Liputan6.com, New Delhi - Seorang remaja putri berusia 13 tahun di India, Bhavani Banu 'ditugaskan' mengidentifikasi berbagai persoalan yang dihadapi kaum perempuan di negerinya. Ia juga diminta menemukan solusinya.
Bhavani dianggap berhasil melaksanakan tugasnya dengan baik. Sebagai imbalannya, ia pun diberi kesempatan untuk menjadi kepala kantor polisi Musheerabad di Hyderabad meski hanya untuk waktu yang sangat singkat.
Dalam waktu singkat tersebut ia memimpin empat sesi pertemuan dengan para anggota kepolisian. Mereka membahas subyek yang menjadi perhatian Bhavani, bagaimana penanganan sejumlah kasus yang dialami perempuan dan remaja putri.
Advertisement
Baca Juga
"Saya ingin memberikan mereka beberapa nasihat. Ketika ingin menghentikan kejahatan terhadap perempuan atau menyelamatkan mereka, polisi harus sensitif," ujar Bhavani.
Berbicara di hadapan 95 anggota kepolisian di mana hanya 6 di antaranya perempuan, Bhavani menegaskan persoalan yang dihadapi kaum perempuan di negerinya.
"Anak-anak perempuan terpaksa berhenti dari sekolah. Mentalitas ini harus diubah dan perubahan harus dilakukan dengan cepat," tegas Bhavani.

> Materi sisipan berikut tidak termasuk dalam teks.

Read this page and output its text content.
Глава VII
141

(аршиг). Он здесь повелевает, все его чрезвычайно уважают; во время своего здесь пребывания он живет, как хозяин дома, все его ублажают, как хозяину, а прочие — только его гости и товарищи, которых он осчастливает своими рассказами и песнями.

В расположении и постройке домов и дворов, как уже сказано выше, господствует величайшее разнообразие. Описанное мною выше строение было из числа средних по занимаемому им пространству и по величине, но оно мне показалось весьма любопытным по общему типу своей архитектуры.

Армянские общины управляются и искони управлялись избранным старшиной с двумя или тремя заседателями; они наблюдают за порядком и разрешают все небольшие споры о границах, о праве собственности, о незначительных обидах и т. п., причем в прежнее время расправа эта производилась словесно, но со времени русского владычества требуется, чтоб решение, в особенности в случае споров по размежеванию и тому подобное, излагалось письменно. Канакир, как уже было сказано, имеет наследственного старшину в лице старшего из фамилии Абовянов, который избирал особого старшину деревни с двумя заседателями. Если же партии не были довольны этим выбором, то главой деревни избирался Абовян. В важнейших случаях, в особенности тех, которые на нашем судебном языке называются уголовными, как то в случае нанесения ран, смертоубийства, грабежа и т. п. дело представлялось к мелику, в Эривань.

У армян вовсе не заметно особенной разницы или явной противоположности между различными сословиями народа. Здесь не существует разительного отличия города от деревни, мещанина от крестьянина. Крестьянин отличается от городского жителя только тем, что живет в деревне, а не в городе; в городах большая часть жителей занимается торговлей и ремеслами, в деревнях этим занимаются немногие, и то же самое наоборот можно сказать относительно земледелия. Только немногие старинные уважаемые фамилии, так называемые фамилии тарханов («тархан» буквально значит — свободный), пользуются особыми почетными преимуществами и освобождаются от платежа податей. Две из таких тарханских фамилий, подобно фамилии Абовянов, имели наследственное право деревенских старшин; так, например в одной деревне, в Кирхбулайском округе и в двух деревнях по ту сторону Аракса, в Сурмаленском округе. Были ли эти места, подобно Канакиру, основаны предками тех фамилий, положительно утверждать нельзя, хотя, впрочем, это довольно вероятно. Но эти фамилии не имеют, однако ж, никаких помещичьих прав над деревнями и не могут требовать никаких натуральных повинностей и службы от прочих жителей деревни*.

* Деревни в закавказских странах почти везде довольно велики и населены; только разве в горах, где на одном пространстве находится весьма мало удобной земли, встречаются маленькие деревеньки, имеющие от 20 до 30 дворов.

Identifikasi yang dipaparkan gadis itu disetujui banyak pihak.
Direktur lembaga non-profit CRY, Vijaylakshmi Arora mengaku bahwa polisi 'tidak peka' ketika menanggapi laporan perempuan yang menjadi korban kekerasan. Cara polisi menangani kasus adalah alasan di balik mengapa banyak perempuan tidak selalu melaporkan kasus kekerasan yang dialaminya.
"Ini bukan hanya polisi, seluruh sistem rehabilitasi membutuhkan orientasi ulang. Banyak polisi yang meminta orangtua korban untuk tidak mengajukan tuntutan dengan alasan stigma," kata Vijaylakshmi.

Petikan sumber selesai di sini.